Per sostenere i servizi all’autonomia e alla comunicazione il ministero per le Disabilità ha arricchito il fondo strutturale per il 2025 con altri 60 milioni, arrivando a 260 milioni. Di questi, 128 milioni sono in favore delle regioni per il potenziamento dei servizi nella scuola secondaria di II grado e 132 milioni sono destinati ai comuni per scuola dell’infanzia, primaria e secondaria di I grado. Un segnale importante ma non sufficiente. Anci evidenzia infatti un gap di copertura tra il contributo in favore dei comuni e i circa 700 milioni di euro che le amministrazioni locali garantiscono per la gestione degli alunni con disabilità. Le Regioni chiedono maggiori stanziamenti adeguati al costante aumento degli alunni con disabilità.

L’accessibilità degli istituti

Nella promozione del diritto allo studio la creazione di luoghi d’istruzione accessibili poi gioca un ruolo fondamentale. Sotto questo aspetto l’Italia è ancora scarsamente inclusiva. Solo il 41% delle scuole italiane è accessibile agli alunni con disabilità motoria, nonostante oltre un quarto degli studenti abbia problemi di autonomia. Per la rimozione delle barriere architettoniche il Mim ha stanziato oltre 18,6 milioni di euro. Il presidente della Federazione italiana per i diritti delle persone con disabilità e famiglie, Vincenzo Falabella, sottolinea però che l’impegno «non può esaurirsi in un intervento una tantum: è necessario un piano strutturale, pluriennale e monitorabile, che coinvolga attivamente gli enti locali, le scuole e le associazioni rappresentative delle persone con disabilità e delle loro famiglie».

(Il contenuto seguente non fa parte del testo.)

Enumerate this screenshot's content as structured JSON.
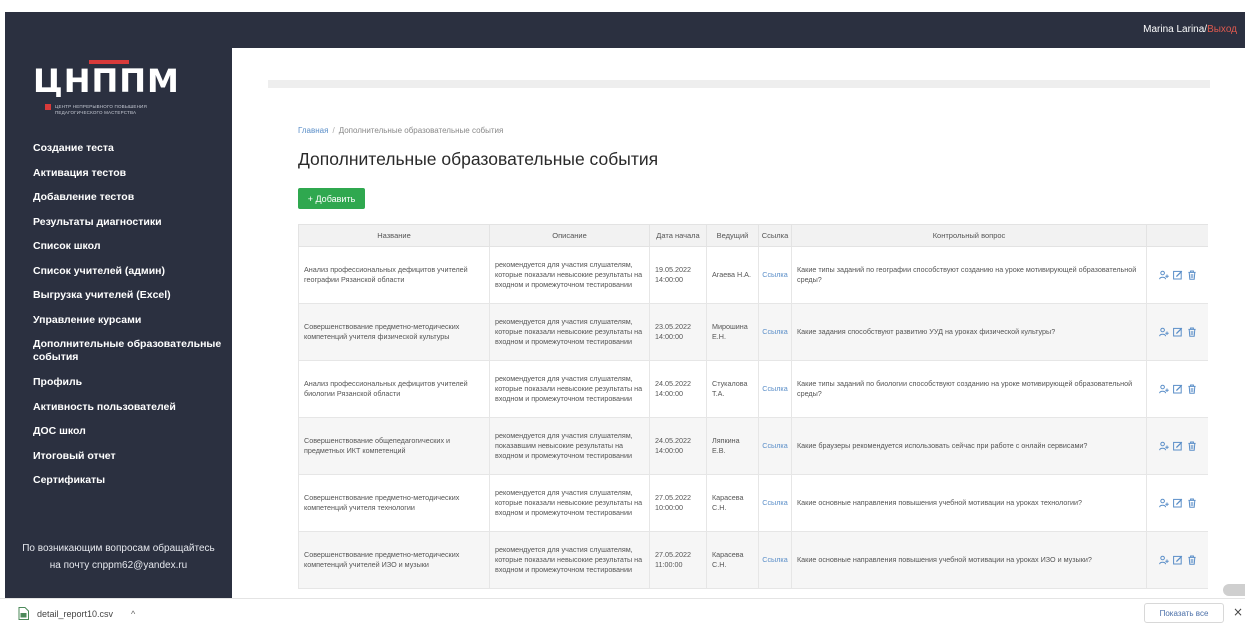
{
  "header": {
    "user_name": "Marina Larina",
    "separator": "/",
    "logout_label": "Выход"
  },
  "logo": {
    "text": "ЦНППМ",
    "subtitle_line1": "ЦЕНТР НЕПРЕРЫВНОГО ПОВЫШЕНИЯ",
    "subtitle_line2": "ПЕДАГОГИЧЕСКОГО МАСТЕРСТВА"
  },
  "sidebar": {
    "items": [
      {
        "label": "Создание теста"
      },
      {
        "label": "Активация тестов"
      },
      {
        "label": "Добавление тестов"
      },
      {
        "label": "Результаты диагностики"
      },
      {
        "label": "Список школ"
      },
      {
        "label": "Список учителей (админ)"
      },
      {
        "label": "Выгрузка учителей (Excel)"
      },
      {
        "label": "Управление курсами"
      },
      {
        "label": "Дополнительные образовательные события"
      },
      {
        "label": "Профиль"
      },
      {
        "label": "Активность пользователей"
      },
      {
        "label": "ДОС школ"
      },
      {
        "label": "Итоговый отчет"
      },
      {
        "label": "Сертификаты"
      }
    ],
    "contact_line1": "По возникающим вопросам обращайтесь",
    "contact_line2": "на почту cnppm62@yandex.ru"
  },
  "breadcrumb": {
    "home": "Главная",
    "separator": "/",
    "current": "Дополнительные образовательные события"
  },
  "page": {
    "title": "Дополнительные образовательные события",
    "add_button": "+ Добавить"
  },
  "table": {
    "headers": [
      "Название",
      "Описание",
      "Дата начала",
      "Ведущий",
      "Ссылка",
      "Контрольный вопрос",
      ""
    ],
    "rows": [
      {
        "name": "Анализ профессиональных дефицитов учителей географии Рязанской области",
        "description": "рекомендуется для участия слушателям, которые показали невысокие результаты на входном и промежуточном тестировании",
        "date": "19.05.2022 14:00:00",
        "host": "Агаева Н.А.",
        "link": "Ссылка",
        "question": "Какие типы заданий по географии способствуют созданию на уроке мотивирующей образовательной среды?"
      },
      {
        "name": "Совершенствование предметно-методических компетенций учителя физической культуры",
        "description": "рекомендуется для участия слушателям, которые показали невысокие результаты на входном и промежуточном тестировании",
        "date": "23.05.2022 14:00:00",
        "host": "Мирошина Е.Н.",
        "link": "Ссылка",
        "question": "Какие задания способствуют развитию УУД на уроках физической культуры?"
      },
      {
        "name": "Анализ профессиональных дефицитов учителей биологии Рязанской области",
        "description": "рекомендуется для участия слушателям, которые показали невысокие результаты на входном и промежуточном тестировании",
        "date": "24.05.2022 14:00:00",
        "host": "Стукалова Т.А.",
        "link": "Ссылка",
        "question": "Какие типы заданий по биологии способствуют созданию на уроке мотивирующей образовательной среды?"
      },
      {
        "name": "Совершенствование общепедагогических и предметных ИКТ компетенций",
        "description": "рекомендуется для участия слушателям, показавшим невысокие результаты на входном и промежуточном тестировании",
        "date": "24.05.2022 14:00:00",
        "host": "Ляпкина Е.В.",
        "link": "Ссылка",
        "question": "Какие браузеры рекомендуется использовать сейчас при работе с онлайн сервисами?"
      },
      {
        "name": "Совершенствование предметно-методических компетенций учителя технологии",
        "description": "рекомендуется для участия слушателям, которые показали невысокие результаты на входном и промежуточном тестировании",
        "date": "27.05.2022 10:00:00",
        "host": "Карасева С.Н.",
        "link": "Ссылка",
        "question": "Какие основные направления повышения учебной мотивации на уроках технологии?"
      },
      {
        "name": "Совершенствование предметно-методических компетенций учителей ИЗО и музыки",
        "description": "рекомендуется для участия слушателям, которые показали невысокие результаты на входном и промежуточном тестировании",
        "date": "27.05.2022 11:00:00",
        "host": "Карасева С.Н.",
        "link": "Ссылка",
        "question": "Какие основные направления повышения учебной мотивации на уроках ИЗО и музыки?"
      }
    ]
  },
  "download_bar": {
    "file_name": "detail_report10.csv",
    "chevron": "^",
    "show_all": "Показать все",
    "close": "×"
  },
  "colors": {
    "sidebar_bg": "#2b3040",
    "accent_green": "#2fa84f",
    "link_blue": "#5a8ec8",
    "logo_red": "#d83a3a"
  }
}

Anche perché gli ultimi dati diffusi da Cittadinanzattiva sulla sicurezza a scuola, aggiornato alle annualità 2023/2024 e 2024/2025, indicano che solo il 41% degli istituti è senza barriere architettoniche. Vale a dire meno di uno ogni due. Tra i problemi più ricorrenti, spiccano l’assenza di ascensori o la presenza di ascensori non idonei (così nel 50% dei casi), la mancanza di servoscale (37%), di bagni non a norma (26%) e di rampe interne per superare dislivelli (25%). E per quanto riguarda le disabilità uditive e visive va anche peggio. Basti pensare che le soluzioni senso-percettive sono quasi inesistenti: solo il 17% delle scuole è dotato di segnalazioni visive per studenti con sordità o ipoacusia, e solo l’1% degli edifici ha percorsi tattili o mappe a rilievo per non vedenti.

Il nodo dei trasporti

Tra le novità di quest’anno c’è anche l’istituzione di un fondo per la mobilità da 70 milioni di euro. Un trasporto scolastico funzionante è infatti un prerequisito per l’inclusione e dà maggiore garanzia di autonomia e di integrazione. Le risorse provengono dal Fondo unico per l’inclusione delle persone con disabilità e sono destinate alle regioni. Queste intanto si muovono con proprie iniziative. Il Piemonte, ad esempio, ha messo a disposizione 10 milioni per la scuola: 5 per il trasporto e 5 per autonomia e assistenza scolastica. La Sardegna ha offerto una copertura finanziaria di 1,4 milioni per il trasporto degli alunni con disabilità delle scuole secondarie di II grado mentre il Friuli Venezia Giulia ha approvato uno stanziamento di oltre 1 milione di euro indirizzato alle scuole paritarie. Sulla transizione scuola-lavoro o scuola-università si concentra invece l’intervento dell’Emilia Romagna da 18 milioni.